Хвалынцев задумался.

– Такой взгляд на серьезное чувство, бесспорно, хорош, – сказал он наконец, – но ведь с ним иногда рискуешь быть очень несчастливым в жизни.

– То есть как это? – подняла голову девушка.

– А так, что если вы любите человека ветреного, увлекающегося, который разлюбит потом, который в каждом смазливом личике будет находить себе источник чувства или развлечения, тогда что?

– Да, тогда не хорошо, – согласилась Стрешнева. – Это бесспорно величайшее несчастие, но это еще не достаточная причина, чтобы и самой делать то же.

– Опять маленькое резонерство! – подхватил Хвалынцев. – Это говорит голова или, пожалуй, сознание долга, но никак не сердце.

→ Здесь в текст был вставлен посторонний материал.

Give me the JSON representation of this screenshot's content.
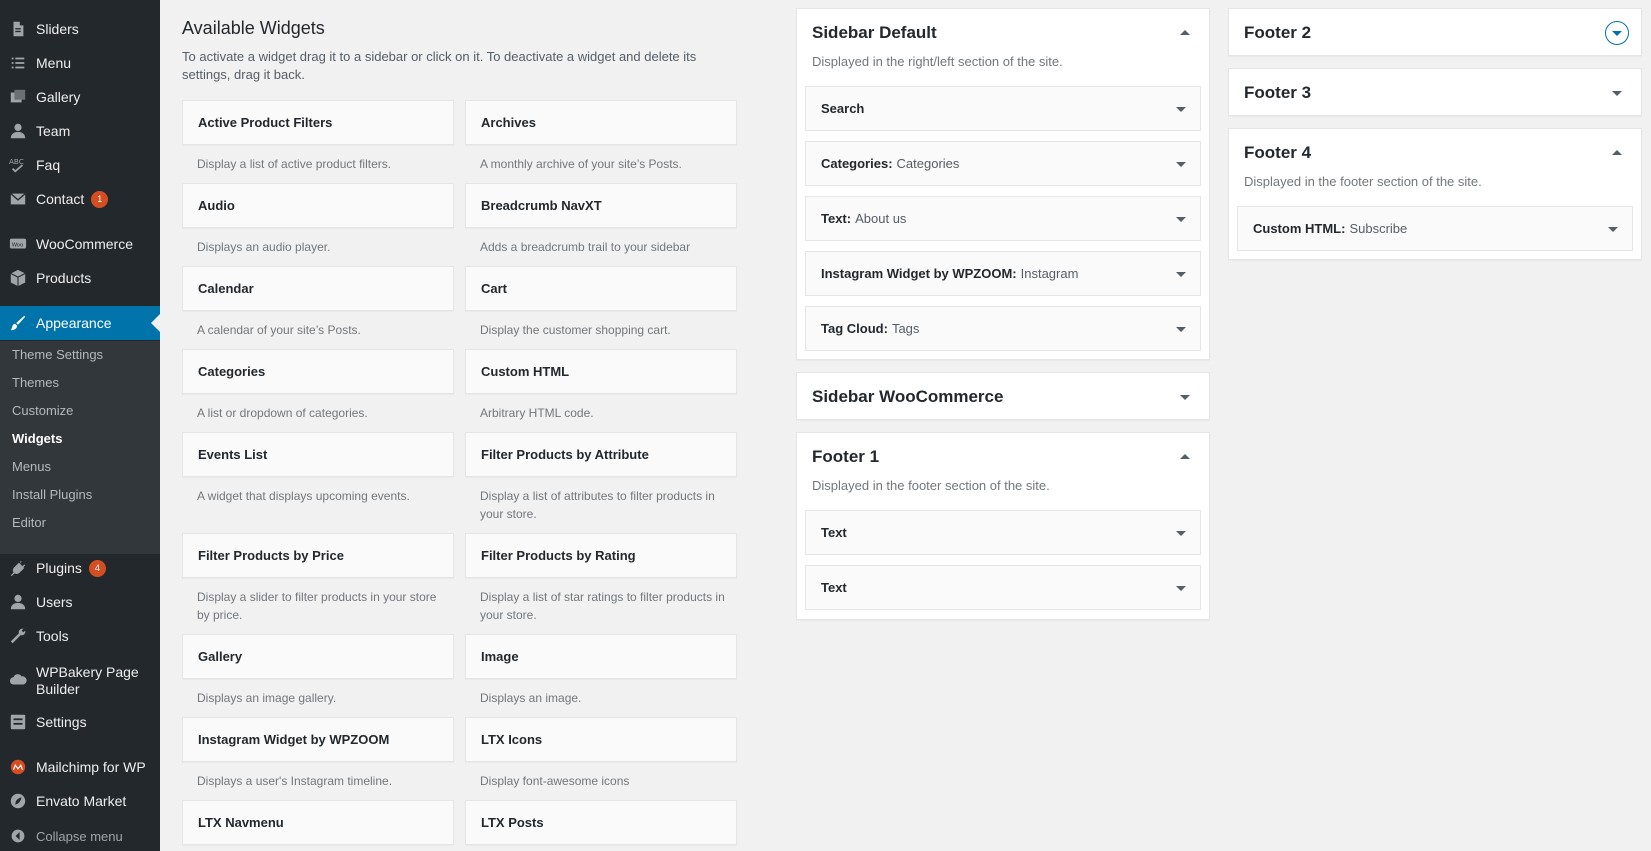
{
  "admin_menu": {
    "items": [
      {
        "label": "Sliders",
        "icon": "document-icon"
      },
      {
        "label": "Menu",
        "icon": "list-icon"
      },
      {
        "label": "Gallery",
        "icon": "images-icon"
      },
      {
        "label": "Team",
        "icon": "user-icon"
      },
      {
        "label": "Faq",
        "icon": "spellcheck-icon"
      },
      {
        "label": "Contact",
        "icon": "mail-icon",
        "badge": "1"
      },
      {
        "label": "WooCommerce",
        "icon": "woocommerce-icon"
      },
      {
        "label": "Products",
        "icon": "box-icon"
      },
      {
        "label": "Appearance",
        "icon": "brush-icon"
      },
      {
        "label": "Plugins",
        "icon": "plug-icon",
        "badge": "4"
      },
      {
        "label": "Users",
        "icon": "users-icon"
      },
      {
        "label": "Tools",
        "icon": "wrench-icon"
      },
      {
        "label": "WPBakery Page",
        "label2": "Builder",
        "icon": "cloud-icon"
      },
      {
        "label": "Settings",
        "icon": "settings-icon"
      },
      {
        "label": "Mailchimp for WP",
        "icon": "mailchimp-icon"
      },
      {
        "label": "Envato Market",
        "icon": "leaf-icon"
      }
    ],
    "submenu": [
      "Theme Settings",
      "Themes",
      "Customize",
      "Widgets",
      "Menus",
      "Install Plugins",
      "Editor"
    ],
    "collapse_label": "Collapse menu"
  },
  "available": {
    "title": "Available Widgets",
    "description": "To activate a widget drag it to a sidebar or click on it. To deactivate a widget and delete its settings, drag it back.",
    "widgets": [
      {
        "name": "Active Product Filters",
        "desc": "Display a list of active product filters."
      },
      {
        "name": "Archives",
        "desc": "A monthly archive of your site’s Posts."
      },
      {
        "name": "Audio",
        "desc": "Displays an audio player."
      },
      {
        "name": "Breadcrumb NavXT",
        "desc": "Adds a breadcrumb trail to your sidebar"
      },
      {
        "name": "Calendar",
        "desc": "A calendar of your site’s Posts."
      },
      {
        "name": "Cart",
        "desc": "Display the customer shopping cart."
      },
      {
        "name": "Categories",
        "desc": "A list or dropdown of categories."
      },
      {
        "name": "Custom HTML",
        "desc": "Arbitrary HTML code."
      },
      {
        "name": "Events List",
        "desc": "A widget that displays upcoming events."
      },
      {
        "name": "Filter Products by Attribute",
        "desc": "Display a list of attributes to filter products in your store."
      },
      {
        "name": "Filter Products by Price",
        "desc": "Display a slider to filter products in your store by price."
      },
      {
        "name": "Filter Products by Rating",
        "desc": "Display a list of star ratings to filter products in your store."
      },
      {
        "name": "Gallery",
        "desc": "Displays an image gallery."
      },
      {
        "name": "Image",
        "desc": "Displays an image."
      },
      {
        "name": "Instagram Widget by WPZOOM",
        "desc": "Displays a user's Instagram timeline."
      },
      {
        "name": "LTX Icons",
        "desc": "Display font-awesome icons"
      },
      {
        "name": "LTX Navmenu",
        "desc": ""
      },
      {
        "name": "LTX Posts",
        "desc": ""
      }
    ]
  },
  "sidebars": {
    "sidebar_default": {
      "title": "Sidebar Default",
      "description": "Displayed in the right/left section of the site.",
      "widgets": [
        {
          "type": "Search",
          "title": ""
        },
        {
          "type": "Categories",
          "title": "Categories"
        },
        {
          "type": "Text",
          "title": "About us"
        },
        {
          "type": "Instagram Widget by WPZOOM",
          "title": "Instagram"
        },
        {
          "type": "Tag Cloud",
          "title": "Tags"
        }
      ]
    },
    "sidebar_woocommerce": {
      "title": "Sidebar WooCommerce"
    },
    "footer1": {
      "title": "Footer 1",
      "description": "Displayed in the footer section of the site.",
      "widgets": [
        {
          "type": "Text",
          "title": ""
        },
        {
          "type": "Text",
          "title": ""
        }
      ]
    },
    "footer2": {
      "title": "Footer 2"
    },
    "footer3": {
      "title": "Footer 3"
    },
    "footer4": {
      "title": "Footer 4",
      "description": "Displayed in the footer section of the site.",
      "widgets": [
        {
          "type": "Custom HTML",
          "title": "Subscribe"
        }
      ]
    }
  }
}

Такого нестоящего человека как ни люби, а наконец все-таки станешь к нему равнодушною. Тогда что?

– Тогда? Уйти в свою улитку и затвориться.

– А коли душа снова запросит солнца, света, воздуха; коли кровь еще в каждой жилке будет напоминать про молодость?

– А сила воли на что?

– Но ведь это какое-то факирство! Это значит душить самоё себя!

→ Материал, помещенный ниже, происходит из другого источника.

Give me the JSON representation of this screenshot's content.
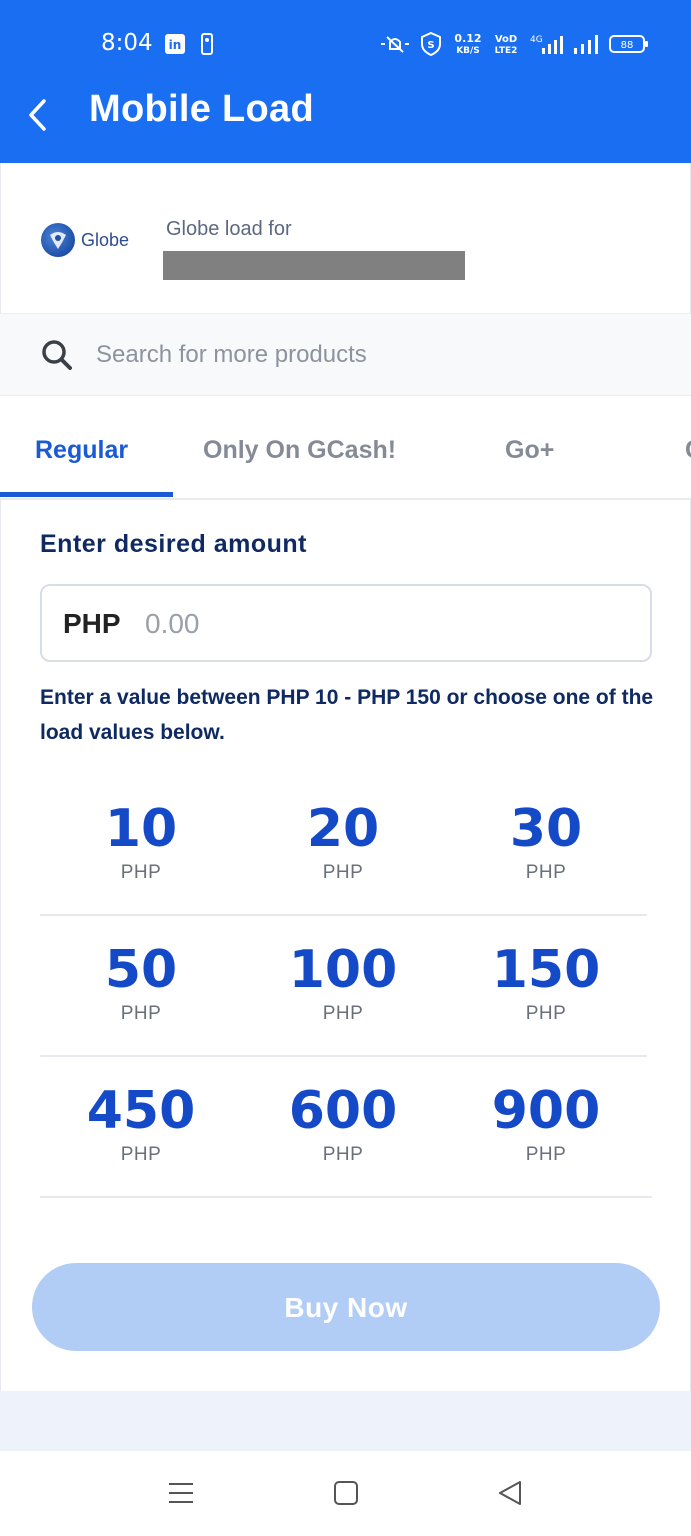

– Потому-то вот прежде и надо прочувствовать хорошо свое чувство, а потом уже решаться, – серьезно сказала девушка.

 

– А если обманешься и, главное, выйдешь замуж, да потом увидишь, что дело-то плохо?

Она улыбнулась и собралась с мыслями.

– Вы, Константин Семенович, кажется, думаете, что я замужество полагаю первым и непременным условием серьезного чувства? – осторожно, отчасти застенчиво спросила Татьяна Николаевна. – Скажу вам на это вот что: да, если я полюблю человека, то хотела бы любить его откровенно и прямо, не стыдясь глядеть в глаза целому свету, не прятаться, не скрывать свою любовь, а говорить всем: да, мол, я люблю его! Поэтому я во всяком случае предпочла бы быть женою, чем не женою любимому человеку. Предпочла бы еще и потому, что, мне кажется, я за себя могу ответить: уж если полюблю, так хорошо полюблю и не заставлю ни разу ни покраснеть за себя, ни пожалеть о том, что взял меня замуж! И, наконец, во власти самой женщины сделать так, чтобы человек всегда любил ее, чтобы ему и в голову не пришло о возможности увлечься другою. Это может сделать женщина. Надо только уметь любить прежде всего и… верить!.. В себя верить!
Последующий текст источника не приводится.